Bali, summit mondiale sui rifiuti tossici
Da oggi al 27 giugno, gli Stati firmatari della Convenzione di Basilea studieranno come arginare il crescente flusso di spazzatura “pericolosa” dai Paesi industrializzati a quelli emergenti, soprattutto in Asia, e il grave impatto su ambiente e salute. Il problema dell’e-waste in India e Cina.

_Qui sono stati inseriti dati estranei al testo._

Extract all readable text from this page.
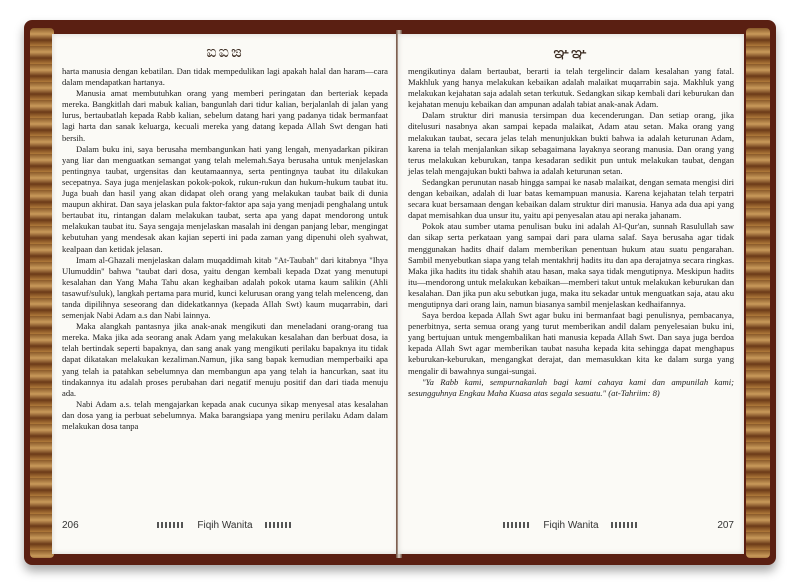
ಐಐಙ

harta manusia dengan kebatilan. Dan tidak mempedulikan lagi apakah halal dan haram—cara dalam mendapatkan hartanya.

Manusia amat membutuhkan orang yang memberi peringatan dan berteriak kepada mereka. Bangkitlah dari mabuk kalian, bangunlah dari tidur kalian, berjalanlah di jalan yang lurus, bertaubatlah kepada Rabb kalian, sebelum datang hari yang padanya tidak bermanfaat lagi harta dan sanak keluarga, kecuali mereka yang datang kepada Allah Swt dengan hati bersih.

Dalam buku ini, saya berusaha membangunkan hati yang lengah, menyadarkan pikiran yang liar dan menguatkan semangat yang telah melemah.Saya berusaha untuk menjelaskan pentingnya taubat, urgensitas dan keutamaannya, serta pentingnya taubat itu dilakukan secepatnya. Saya juga menjelaskan pokok-pokok, rukun-rukun dan hukum-hukum taubat itu. Juga buah dan hasil yang akan didapat oleh orang yang melakukan taubat baik di dunia maupun akhirat. Dan saya jelaskan pula faktor-faktor apa saja yang menjadi penghalang untuk bertaubat itu, rintangan dalam melakukan taubat, serta apa yang dapat mendorong untuk melakukan taubat itu. Saya sengaja menjelaskan masalah ini dengan panjang lebar, mengingat kebutuhan yang mendesak akan kajian seperti ini pada zaman yang dipenuhi oleh syahwat, kealpaan dan ketidak jelasan.

Imam al-Ghazali menjelaskan dalam muqaddimah kitab "At-Taubah" dari kitabnya "Ihya Ulumuddin" bahwa "taubat dari dosa, yaitu dengan kembali kepada Dzat yang menutupi kesalahan dan Yang Maha Tahu akan keghaiban adalah pokok utama kaum salikin (Ahli tasawuf/suluk), langkah pertama para murid, kunci kelurusan orang yang telah melenceng, dan tanda dipilihnya seseorang dan didekatkannya (kepada Allah Swt) kaum muqarrabin, dari semenjak Nabi Adam a.s dan Nabi lainnya.

Maka alangkah pantasnya jika anak-anak mengikuti dan meneladani orang-orang tua mereka. Maka jika ada seorang anak Adam yang melakukan kesalahan dan berbuat dosa, ia telah bertindak seperti bapaknya, dan sang anak yang mengikuti perilaku bapaknya itu tidak dapat dikatakan melakukan kezaliman.Namun, jika sang bapak kemudian memperbaiki apa yang telah ia patahkan sebelumnya dan membangun apa yang telah ia hancurkan, saat itu tindakannya itu adalah proses perubahan dari negatif menuju positif dan dari tiada menuju ada.

Nabi Adam a.s. telah mengajarkan kepada anak cucunya sikap menyesal atas kesalahan dan dosa yang ia perbuat sebelumnya. Maka barangsiapa yang meniru perilaku Adam dalam melakukan dosa tanpa

206	Fiqih Wanita
ఞఞ

mengikutinya dalam bertaubat, berarti ia telah tergelincir dalam kesalahan yang fatal. Makhluk yang hanya melakukan kebaikan adalah malaikat muqarrabin saja. Makhluk yang melakukan kejahatan saja adalah setan terkutuk. Sedangkan sikap kembali dari keburukan dan kejahatan menuju kebaikan dan ampunan adalah tabiat anak-anak Adam.

Dalam struktur diri manusia tersimpan dua kecenderungan. Dan setiap orang, jika ditelusuri nasabnya akan sampai kepada malaikat, Adam atau setan. Maka orang yang melakukan taubat, secara jelas telah menunjukkan bukti bahwa ia adalah keturunan Adam, karena ia telah menjalankan sikap sebagaimana layaknya seorang manusia. Dan orang yang terus melakukan keburukan, tanpa kesadaran sedikit pun untuk melakukan taubat, dengan jelas telah mengajukan bukti bahwa ia adalah keturunan setan.

Sedangkan perunutan nasab hingga sampai ke nasab malaikat, dengan semata mengisi diri dengan kebaikan, adalah di luar batas kemampuan manusia. Karena kejahatan telah terpatri secara kuat bersamaan dengan kebaikan dalam struktur diri manusia. Hanya ada dua api yang dapat memisahkan dua unsur itu, yaitu api penyesalan atau api neraka jahanam.

Pokok atau sumber utama penulisan buku ini adalah Al-Qur'an, sunnah Rasulullah saw dan sikap serta perkataan yang sampai dari para ulama salaf. Saya berusaha agar tidak menggunakan hadits dhaif dalam memberikan penentuan hukum atau suatu pengarahan. Sambil menyebutkan siapa yang telah mentakhrij hadits itu dan apa derajatnya secara ringkas. Maka jika hadits itu tidak shahih atau hasan, maka saya tidak mengutipnya. Meskipun hadits itu—mendorong untuk melakukan kebaikan—memberi takut untuk melakukan keburukan dan kesalahan. Dan jika pun aku sebutkan juga, maka itu sekadar untuk menguatkan saja, atau aku mengutipnya dari orang lain, namun biasanya sambil menjelaskan kedhaifannya.

Saya berdoa kepada Allah Swt agar buku ini bermanfaat bagi penulisnya, pembacanya, penerbitnya, serta semua orang yang turut memberikan andil dalam penyelesaian buku ini, yang bertujuan untuk mengembalikan hati manusia kepada Allah Swt. Dan saya juga berdoa kepada Allah Swt agar memberikan taubat nasuha kepada kita sehingga dapat menghapus keburukan-keburukan, mengangkat derajat, dan memasukkan kita ke dalam surga yang mengalir di bawahnya sungai-sungai.

"Ya Rabb kami, sempurnakanlah bagi kami cahaya kami dan ampunilah kami; sesungguhnya Engkau Maha Kuasa atas segala sesuatu." (at-Tahriim: 8)

Fiqih Wanita	207
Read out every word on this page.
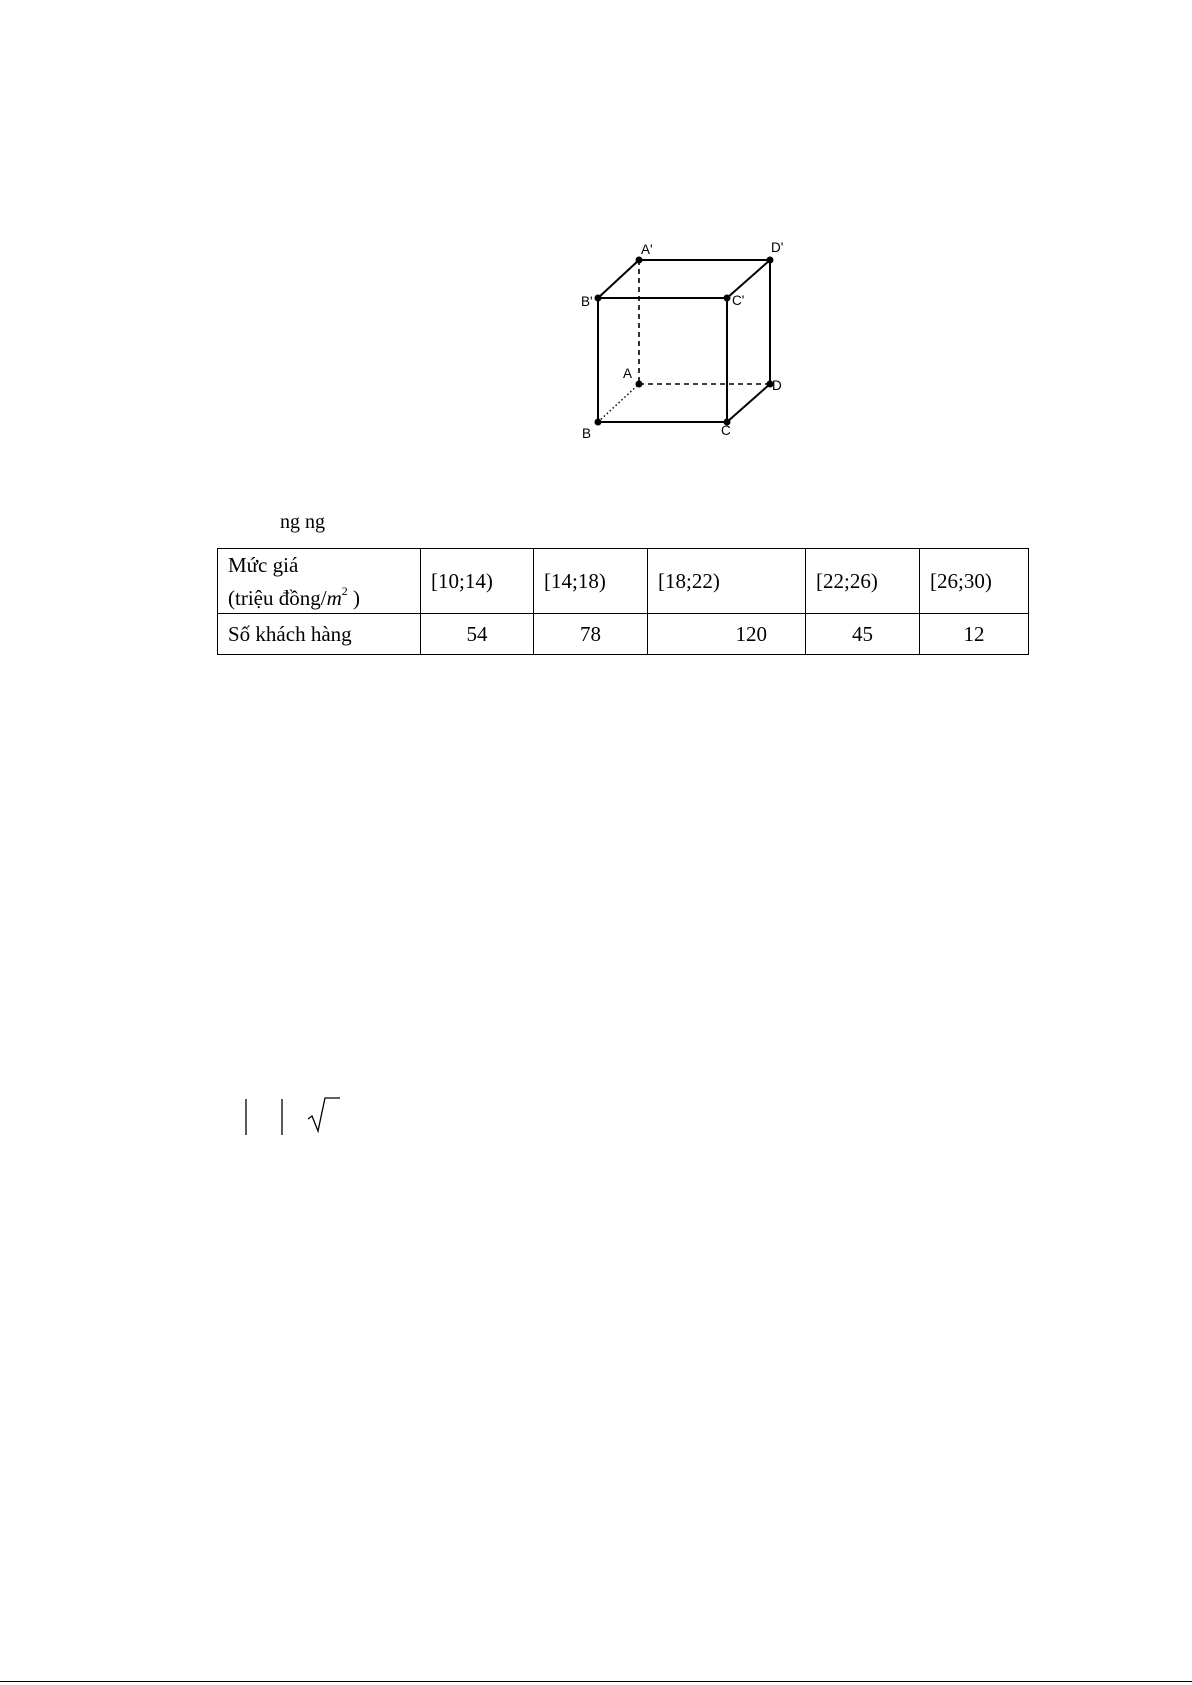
A'	D'
B'	C'
A
D
B	C
ng ng
Mức giá
(triệu đồng/$m^2$ )	[10;14)	[14;18)	[18;22)	[22;26)	[26;30)
Số khách hàng	54	78	120	45	12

Bali (AsiaNews) – L’adozione di una politica globale sulla gestione dei rifiuti tossici nel rispetto della salute umana e dell’ambiente è strettamente legato alla realizzazione di obiettivi di sviluppo quali il debellamento della fame nel mondo. Su questo punto mira a riportare l’attenzione internazionale la 9° Conferenza dei firmatari della Convenzione di Basilea sul controllo dei movimenti oltre frontiera di rifiuti pericolosi (COP9) apertasi oggi a Bali, in Indonesia.
 
Il summit - che si chiuderà il 27 giugno e a cui prendono parte mille delegati da 170 Paesi – avrà al centro dei lavori lo studio di un migliore trattamento dei rifiuti pericolosi nei Paesi emergenti e in via di sviluppo per ridurne al minimo gli effetti sulla salute e sull'ambiente. La Convenzione di Basilea (1989) mira principalmente a evitare le esportazioni di rifiuti pericolosi verso nazioni in via di sviluppo, le quali spesso non dispongono delle infrastrutture e delle conoscenze necessarie per garantire uno smaltimento o un riciclo ecosostenibile. Finora, però, la Convenzione non è servita ad arginare il flusso di rifiuti pericolosi - in particolare spazzatura elettronica (e-waste) - dai Paesi industrializzati a quelli emergenti come Cina e India, ormai vere e proprie discariche dell’occidente.
 
Il problema dell’e-waste
Da tempo gruppi ambientalisti come Greenpeace denunciano la situazione e le conseguenze mortali sulle popolazioni e il territorio. Stando ad un rapporto dell’Associated Press, l’80% delle componenti elettroniche raccolte negli Usa per il riciclo viene inviata all’estero. E l’Asia è la meta più gettonata. Nelle periferie delle megalopoli del continente un esercito di poveri, smantella e poi estrae dalle componenti elettroniche metalli preziosi come platino, argento, oro, utilizzando acidi, a mani nude, entrando in contatto con sostanze nocive come piombo, cadmio, mercurio. Quello che non è riciclabile, finisce nel sottosuolo e da qui nelle falde acquifere. Tutto il settore è retto da un sistema illegale e utilizza strumentazione e metodi inadeguati, nella totale assenza di norme di sicurezza e protezione.
 
La Cina è stata finora la principale destinataria dell’e-waste statunitense. In seguito all’introduzione di norme più restrittive sull’importazione di questo genere di spazzatura, le rotte del commercio si sono spostate verso l’India, dove il settore soffre di un vuoto legislativo. L’esportazione dagli Usa non può essere considerata illegale perché, unico caso nel mondo industrializzato, Washington non ha ratificato la Convenzione di Basilea. Molti rifiuti pericolosi - computer e apparecchiature di seconda mano – riescono ad aggirare anche i pochi divieti esistenti. Solo negli ultimi sei mesi del 2007, 600 tonnellate di e-waste sono state scaricate nell’Unione sotto forma di materiale per “donazioni” tutto “duty free”, denuncia Threehugger.com, portale che si occupa di informazione sull’ambiente.